The Department of Public Safety honored with North Broad Renaissance Award
Temple University’s vice president for public safety accepted the North Broad Renaissance Award on behalf of the department, crediting several new safety initiatives and the hard work of Temple police officers, dispatchers, security officers and administrative staff.
Temple University’s Department of Public Safety (DPS) was honored with the North Broad Renaissance Award at the annual State of North Broad event last week.
“We were recognized for our collaboration and community work,” said Temple’s Vice President for Public Safety Jennifer Griffin, who proudly accepted the North Broad Renaissance Award on behalf of DPS. “Temple police officers, dispatchers, security officers and administrative staff work hard every day to make the North Philadelphia community a safer place to live, work and learn, and the award just goes to show that the North Philadelphia community is feeling the effects of our dedication to improving the quality of life here for everyone.”
The award is presented by a North Philadelphia-based nonprofit organization called the North Broad Renaissance. Its mission seeks to revitalize the community, create opportunities and improve the overall quality of life along North Broad Street, which it called one of Philadelphia’s most prominent corridors.
Executive Director of the North Broad Renaissance Shalimar Thomas said of DPS: "Their dedication and selflessness are truly inspiring to our organization as we work to revitalize the North Broad corridor in a manner that supports clean and safe communities and improves the overall quality of life for all who live, work, and play along the corridor."
Griffin also credited several new safety initiatives that she believes are having a positive impact on campus and within the university’s patrol zone.
Public Safety now has access to about 140 additional security cameras that are located within the university’s patrol zone and managed by the Philadelphia Police Department after both parties signed an agreement earlier this semester.
“We’ve always shared footage for investigative purposes. But now, we have direct access, so the video can be seen right into our Communications Center, where our dispatchers monitor almost 1,500 cameras 24 hours a day, 365 days a year,” said Griffin.
Temple’s new TUSafe app had more than 4,500 downloads during the current fall semester, which is more than twice as many compared to the number of downloads of the university’s previous safety app during the fall semester of 2022.
“We are happy that the Temple community has embraced this important safety resource, and we encourage everyone to download it and become familiar with its capabilities,” said Griffin.
Additionally, for the first time, Public Safety operates on a new 12-hour shift schedule created for police officers, which has increased the number of Temple police officers patrolling within the university’s patrol zone.
“Police work is a high-stress profession, and the new 12-hour shifts give police officers more time to rest, recharge and recover,” said Griffin.

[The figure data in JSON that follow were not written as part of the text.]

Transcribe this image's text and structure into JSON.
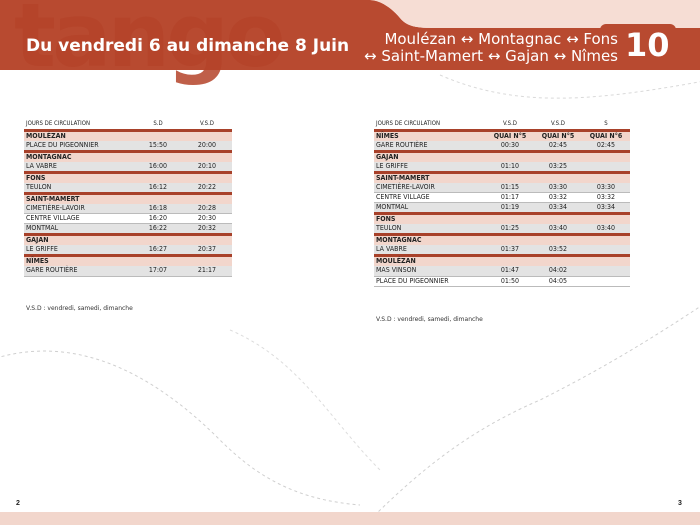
{
  "header": {
    "brand": "tango",
    "title": "Du vendredi 6 au dimanche 8 Juin",
    "route_line1": "Moulézan ↔ Montagnac ↔ Fons",
    "route_line2": "↔ Saint-Mamert ↔ Gajan ↔ Nîmes",
    "line_number": "10"
  },
  "colors": {
    "brand": "#a8412a",
    "town_row": "#f2d6cc",
    "shade_row": "#e3e3e3"
  },
  "left_table": {
    "headers": [
      "JOURS DE CIRCULATION",
      "S.D",
      "V.S.D"
    ],
    "rows": [
      {
        "type": "town",
        "name": "MOULÉZAN"
      },
      {
        "type": "stop",
        "name": "PLACE DU PIGEONNIER",
        "times": [
          "15:50",
          "20:00"
        ]
      },
      {
        "type": "town",
        "name": "MONTAGNAC"
      },
      {
        "type": "stop",
        "name": "LA VABRE",
        "times": [
          "16:00",
          "20:10"
        ]
      },
      {
        "type": "town",
        "name": "FONS"
      },
      {
        "type": "stop",
        "name": "TEULON",
        "times": [
          "16:12",
          "20:22"
        ]
      },
      {
        "type": "town",
        "name": "SAINT-MAMERT"
      },
      {
        "type": "stop",
        "name": "CIMETIÈRE-LAVOIR",
        "times": [
          "16:18",
          "20:28"
        ]
      },
      {
        "type": "stop",
        "name": "CENTRE VILLAGE",
        "times": [
          "16:20",
          "20:30"
        ]
      },
      {
        "type": "stop",
        "name": "MONTMAL",
        "times": [
          "16:22",
          "20:32"
        ]
      },
      {
        "type": "town",
        "name": "GAJAN"
      },
      {
        "type": "stop",
        "name": "LE GRIFFE",
        "times": [
          "16:27",
          "20:37"
        ]
      },
      {
        "type": "town",
        "name": "NÎMES"
      },
      {
        "type": "stop",
        "name": "GARE ROUTIÈRE",
        "times": [
          "17:07",
          "21:17"
        ]
      }
    ],
    "note": "V.S.D : vendredi, samedi, dimanche"
  },
  "right_table": {
    "headers": [
      "JOURS DE CIRCULATION",
      "V.S.D",
      "V.S.D",
      "S"
    ],
    "rows": [
      {
        "type": "town",
        "name": "NÎMES",
        "times": [
          "QUAI N°5",
          "QUAI N°5",
          "QUAI N°6"
        ]
      },
      {
        "type": "stop",
        "name": "GARE ROUTIÈRE",
        "times": [
          "00:30",
          "02:45",
          "02:45"
        ]
      },
      {
        "type": "town",
        "name": "GAJAN"
      },
      {
        "type": "stop",
        "name": "LE GRIFFE",
        "times": [
          "01:10",
          "03:25",
          ""
        ]
      },
      {
        "type": "town",
        "name": "SAINT-MAMERT"
      },
      {
        "type": "stop",
        "name": "CIMETIÈRE-LAVOIR",
        "times": [
          "01:15",
          "03:30",
          "03:30"
        ]
      },
      {
        "type": "stop",
        "name": "CENTRE VILLAGE",
        "times": [
          "01:17",
          "03:32",
          "03:32"
        ]
      },
      {
        "type": "stop",
        "name": "MONTMAL",
        "times": [
          "01:19",
          "03:34",
          "03:34"
        ]
      },
      {
        "type": "town",
        "name": "FONS"
      },
      {
        "type": "stop",
        "name": "TEULON",
        "times": [
          "01:25",
          "03:40",
          "03:40"
        ]
      },
      {
        "type": "town",
        "name": "MONTAGNAC"
      },
      {
        "type": "stop",
        "name": "LA VABRE",
        "times": [
          "01:37",
          "03:52",
          ""
        ]
      },
      {
        "type": "town",
        "name": "MOULÉZAN"
      },
      {
        "type": "stop",
        "name": "MAS VINSON",
        "times": [
          "01:47",
          "04:02",
          ""
        ]
      },
      {
        "type": "stop",
        "name": "PLACE DU PIGEONNIER",
        "times": [
          "01:50",
          "04:05",
          ""
        ]
      }
    ],
    "note": "V.S.D : vendredi, samedi, dimanche"
  },
  "footer": {
    "page_left": "2",
    "page_right": "3"
  }
}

Griffin also recently became a Pennsylvania sworn law enforcement officer in an effort to build a stronger bridge between Temple and the North Philadelphia community. She has increased training for police officers; beefed up the department’s social media presence; purchased new safety vests, guns and vehicles for police officers; bought new monitors for dispatchers who work in the Communications Center; launched a new hiring campaign, which is still accepting applications for police officers until Dec. 15th; and stepped up foot patrols.
“During the fall semester, Temple Public Safety launched a new policy called Park and Walks, which have permanently increased foot patrols on and around campus,” she said.
The launch of Park and Walks was reported by several news outlets, including CBS Philadelphia, which reported “about 130 additional hours of foot patrols have increased every month.”
DPS has also participated in more than 60 events and reached over 6,000 students, staff, faculty and community members just this semester.
“And we’re just getting started,” Griffin added. “The team and I are currently working on several new initiatives to enhance safety. We’re looking forward to rolling those out next semester.”